Tom,
You missed my point (I was afraid you might write as you did <g>). I realize that a "license to use" and "placing in the public domain" are very different things, thus my words, "dissimilar in effect", referring to the generality of the process.
With reference to your previous post, I think also that in "announcing" changes to their TOS, Yahoo! originally made non-specific or somewhat generalized statements pertaining to their intention to have copyright created in their hands by virtue of their publishing a post. Likely then, the final language reflected a more conservative reality.

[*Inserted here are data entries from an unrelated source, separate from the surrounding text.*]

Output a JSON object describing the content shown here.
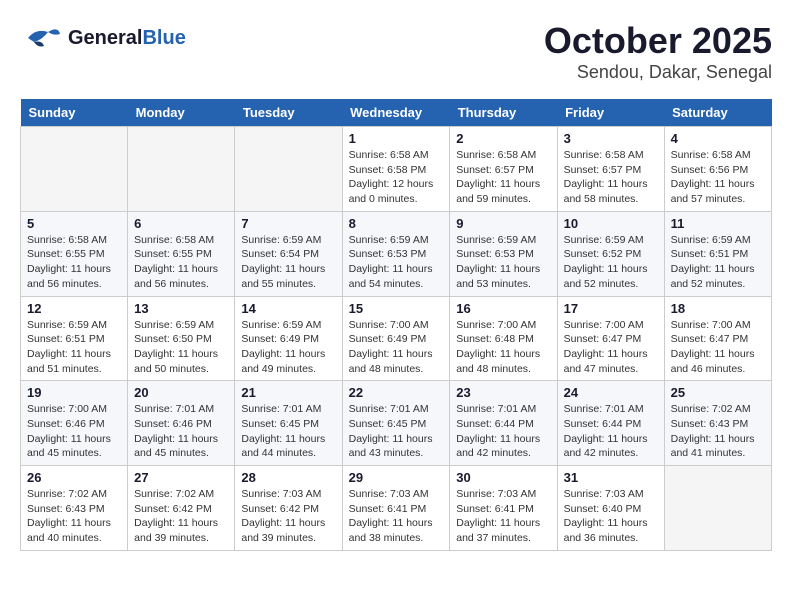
{
  "logo": {
    "line1": "General",
    "line2": "Blue"
  },
  "title": "October 2025",
  "subtitle": "Sendou, Dakar, Senegal",
  "weekdays": [
    "Sunday",
    "Monday",
    "Tuesday",
    "Wednesday",
    "Thursday",
    "Friday",
    "Saturday"
  ],
  "weeks": [
    [
      {
        "day": "",
        "info": ""
      },
      {
        "day": "",
        "info": ""
      },
      {
        "day": "",
        "info": ""
      },
      {
        "day": "1",
        "info": "Sunrise: 6:58 AM\nSunset: 6:58 PM\nDaylight: 12 hours\nand 0 minutes."
      },
      {
        "day": "2",
        "info": "Sunrise: 6:58 AM\nSunset: 6:57 PM\nDaylight: 11 hours\nand 59 minutes."
      },
      {
        "day": "3",
        "info": "Sunrise: 6:58 AM\nSunset: 6:57 PM\nDaylight: 11 hours\nand 58 minutes."
      },
      {
        "day": "4",
        "info": "Sunrise: 6:58 AM\nSunset: 6:56 PM\nDaylight: 11 hours\nand 57 minutes."
      }
    ],
    [
      {
        "day": "5",
        "info": "Sunrise: 6:58 AM\nSunset: 6:55 PM\nDaylight: 11 hours\nand 56 minutes."
      },
      {
        "day": "6",
        "info": "Sunrise: 6:58 AM\nSunset: 6:55 PM\nDaylight: 11 hours\nand 56 minutes."
      },
      {
        "day": "7",
        "info": "Sunrise: 6:59 AM\nSunset: 6:54 PM\nDaylight: 11 hours\nand 55 minutes."
      },
      {
        "day": "8",
        "info": "Sunrise: 6:59 AM\nSunset: 6:53 PM\nDaylight: 11 hours\nand 54 minutes."
      },
      {
        "day": "9",
        "info": "Sunrise: 6:59 AM\nSunset: 6:53 PM\nDaylight: 11 hours\nand 53 minutes."
      },
      {
        "day": "10",
        "info": "Sunrise: 6:59 AM\nSunset: 6:52 PM\nDaylight: 11 hours\nand 52 minutes."
      },
      {
        "day": "11",
        "info": "Sunrise: 6:59 AM\nSunset: 6:51 PM\nDaylight: 11 hours\nand 52 minutes."
      }
    ],
    [
      {
        "day": "12",
        "info": "Sunrise: 6:59 AM\nSunset: 6:51 PM\nDaylight: 11 hours\nand 51 minutes."
      },
      {
        "day": "13",
        "info": "Sunrise: 6:59 AM\nSunset: 6:50 PM\nDaylight: 11 hours\nand 50 minutes."
      },
      {
        "day": "14",
        "info": "Sunrise: 6:59 AM\nSunset: 6:49 PM\nDaylight: 11 hours\nand 49 minutes."
      },
      {
        "day": "15",
        "info": "Sunrise: 7:00 AM\nSunset: 6:49 PM\nDaylight: 11 hours\nand 48 minutes."
      },
      {
        "day": "16",
        "info": "Sunrise: 7:00 AM\nSunset: 6:48 PM\nDaylight: 11 hours\nand 48 minutes."
      },
      {
        "day": "17",
        "info": "Sunrise: 7:00 AM\nSunset: 6:47 PM\nDaylight: 11 hours\nand 47 minutes."
      },
      {
        "day": "18",
        "info": "Sunrise: 7:00 AM\nSunset: 6:47 PM\nDaylight: 11 hours\nand 46 minutes."
      }
    ],
    [
      {
        "day": "19",
        "info": "Sunrise: 7:00 AM\nSunset: 6:46 PM\nDaylight: 11 hours\nand 45 minutes."
      },
      {
        "day": "20",
        "info": "Sunrise: 7:01 AM\nSunset: 6:46 PM\nDaylight: 11 hours\nand 45 minutes."
      },
      {
        "day": "21",
        "info": "Sunrise: 7:01 AM\nSunset: 6:45 PM\nDaylight: 11 hours\nand 44 minutes."
      },
      {
        "day": "22",
        "info": "Sunrise: 7:01 AM\nSunset: 6:45 PM\nDaylight: 11 hours\nand 43 minutes."
      },
      {
        "day": "23",
        "info": "Sunrise: 7:01 AM\nSunset: 6:44 PM\nDaylight: 11 hours\nand 42 minutes."
      },
      {
        "day": "24",
        "info": "Sunrise: 7:01 AM\nSunset: 6:44 PM\nDaylight: 11 hours\nand 42 minutes."
      },
      {
        "day": "25",
        "info": "Sunrise: 7:02 AM\nSunset: 6:43 PM\nDaylight: 11 hours\nand 41 minutes."
      }
    ],
    [
      {
        "day": "26",
        "info": "Sunrise: 7:02 AM\nSunset: 6:43 PM\nDaylight: 11 hours\nand 40 minutes."
      },
      {
        "day": "27",
        "info": "Sunrise: 7:02 AM\nSunset: 6:42 PM\nDaylight: 11 hours\nand 39 minutes."
      },
      {
        "day": "28",
        "info": "Sunrise: 7:03 AM\nSunset: 6:42 PM\nDaylight: 11 hours\nand 39 minutes."
      },
      {
        "day": "29",
        "info": "Sunrise: 7:03 AM\nSunset: 6:41 PM\nDaylight: 11 hours\nand 38 minutes."
      },
      {
        "day": "30",
        "info": "Sunrise: 7:03 AM\nSunset: 6:41 PM\nDaylight: 11 hours\nand 37 minutes."
      },
      {
        "day": "31",
        "info": "Sunrise: 7:03 AM\nSunset: 6:40 PM\nDaylight: 11 hours\nand 36 minutes."
      },
      {
        "day": "",
        "info": ""
      }
    ]
  ]
}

It would seem then that Yahoo's assertions to copyright, are not of great concern at this point, given that an archive can be extinguished, with its re-establishment elsewhere, dissolving Yahoo's rights while preserving the service to group subscribers.
Michael
At 12:20 PM 5/2/02 -0400, Tom Rawson wrote:
>On 2 May 2002 Michael McNeil wrote:
>
>> Simply put, then, Yahoo is in effect stating that by making access to your
>> posts, archives, etc., public, you are granting them license to use,
>> dissimilar in effect, but not the process of putting something into the
>> public domain?
>
>A license for one entity to use the material for something they want to do
>with something you write is dramatically and fundamentally different from
>a release to the public domain.
>
>In addition Yahoo restricts the license to use of the material to "promote
>or provide" the specific group where it was posted, and also states that
>if you remove the material they no longer have the license. It is
>relatively carefully restricted -- not a broad license at all.